Не слишком большая, заурядно обставленная столовая могла быть сочтена роскошной лишь за счёт жёлтой обивки, расшитой пурпуром и зеленью. Бело-серая штукатурка под мрамор слепила отражённым блеском обедающих, и без того лишённых всякой тени потоками мощного света, беспощадно бившего с потолка.
При каждом движении Эдме искрящееся созвездие её платья дрожало и переливалось. Госпожа Пелу не пожелала расстаться ради семейного обеда со своим костюмом с кожаными пуговицами, а Камилла де Ла Берш – с головным убором сестры милосердия, который делал её похожей на слегка обросшего щетиной Данте. Дамы примолкли от жары, Ангел молчал по обыкновению. Горячая ванна и холодный душ взбодрили его, но блики яркого света высвечивали впадины щёк, и он сидел с опущенными ресницами, стараясь скрыть круги под глазами.

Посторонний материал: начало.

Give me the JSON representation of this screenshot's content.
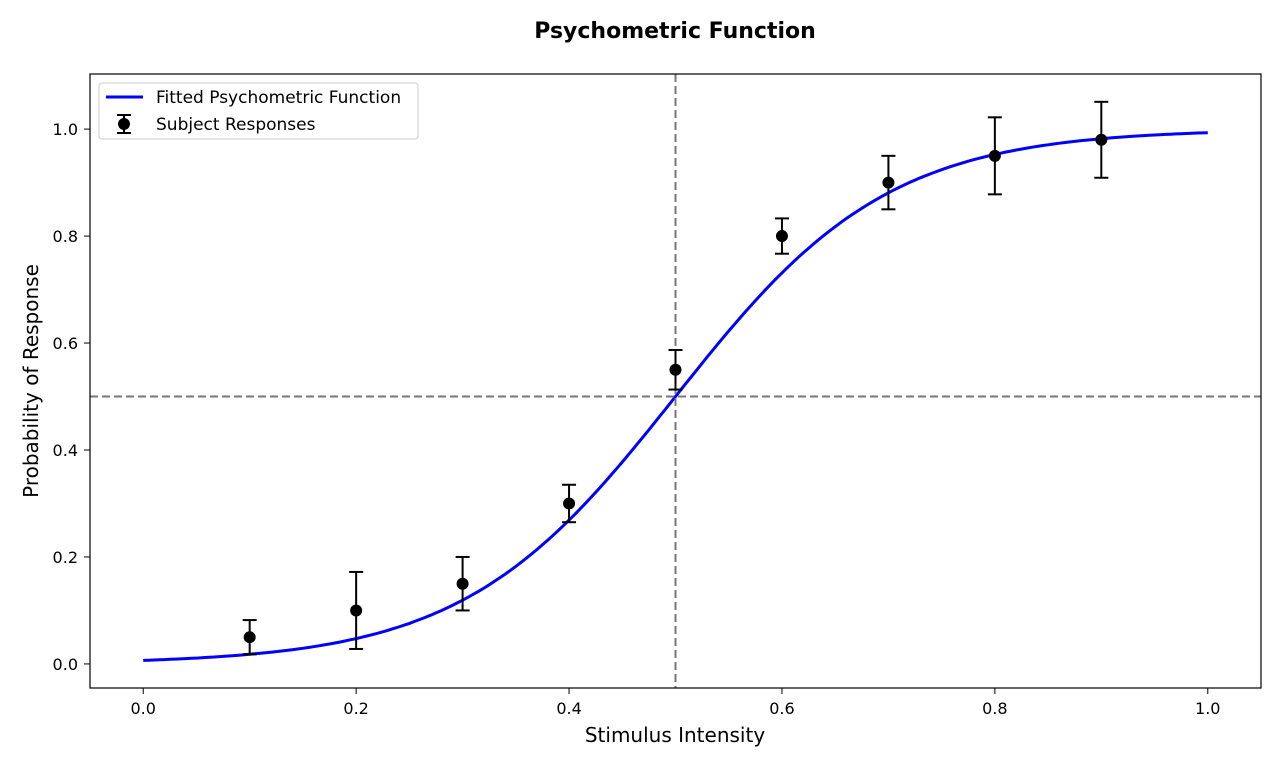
{
  "chart_data": {
    "type": "line",
    "title": "Psychometric Function",
    "xlabel": "Stimulus Intensity",
    "ylabel": "Probability of Response",
    "xlim": [
      -0.05,
      1.05
    ],
    "ylim": [
      -0.045,
      1.103
    ],
    "xticks": [
      "0.0",
      "0.2",
      "0.4",
      "0.6",
      "0.8",
      "1.0"
    ],
    "yticks": [
      "0.0",
      "0.2",
      "0.4",
      "0.6",
      "0.8",
      "1.0"
    ],
    "grid": false,
    "legend": {
      "position": "top-left",
      "entries": [
        "Fitted Psychometric Function",
        "Subject Responses"
      ]
    },
    "series": [
      {
        "name": "Fitted Psychometric Function",
        "kind": "logistic-curve",
        "color": "#0000ff",
        "midpoint": 0.5,
        "slope": 10,
        "x_range": [
          0,
          1
        ]
      },
      {
        "name": "Subject Responses",
        "kind": "errorbar-scatter",
        "color": "#000000",
        "x": [
          0.1,
          0.2,
          0.3,
          0.4,
          0.5,
          0.6,
          0.7,
          0.8,
          0.9
        ],
        "y": [
          0.05,
          0.1,
          0.15,
          0.3,
          0.55,
          0.8,
          0.9,
          0.95,
          0.98
        ],
        "yerr": [
          0.032,
          0.072,
          0.05,
          0.035,
          0.037,
          0.033,
          0.05,
          0.072,
          0.071
        ]
      }
    ],
    "reference_lines": [
      {
        "orientation": "vertical",
        "value": 0.5,
        "style": "dashed",
        "color": "#777777"
      },
      {
        "orientation": "horizontal",
        "value": 0.5,
        "style": "dashed",
        "color": "#777777"
      }
    ]
  }
}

– Ангел у нас сегодня выглядит на шестнадцать лет, – грянул вдруг ни с того ни с сего бас баронессы.
Никто не отозвался, и Ангел поблагодарил её лёгким поклоном.
– Давненько я не видала его таким осунувшимся, – продолжала баронесса.
Эдме чуть заметно нахмурилась.
– А я видала, и не так давно. Во время войны!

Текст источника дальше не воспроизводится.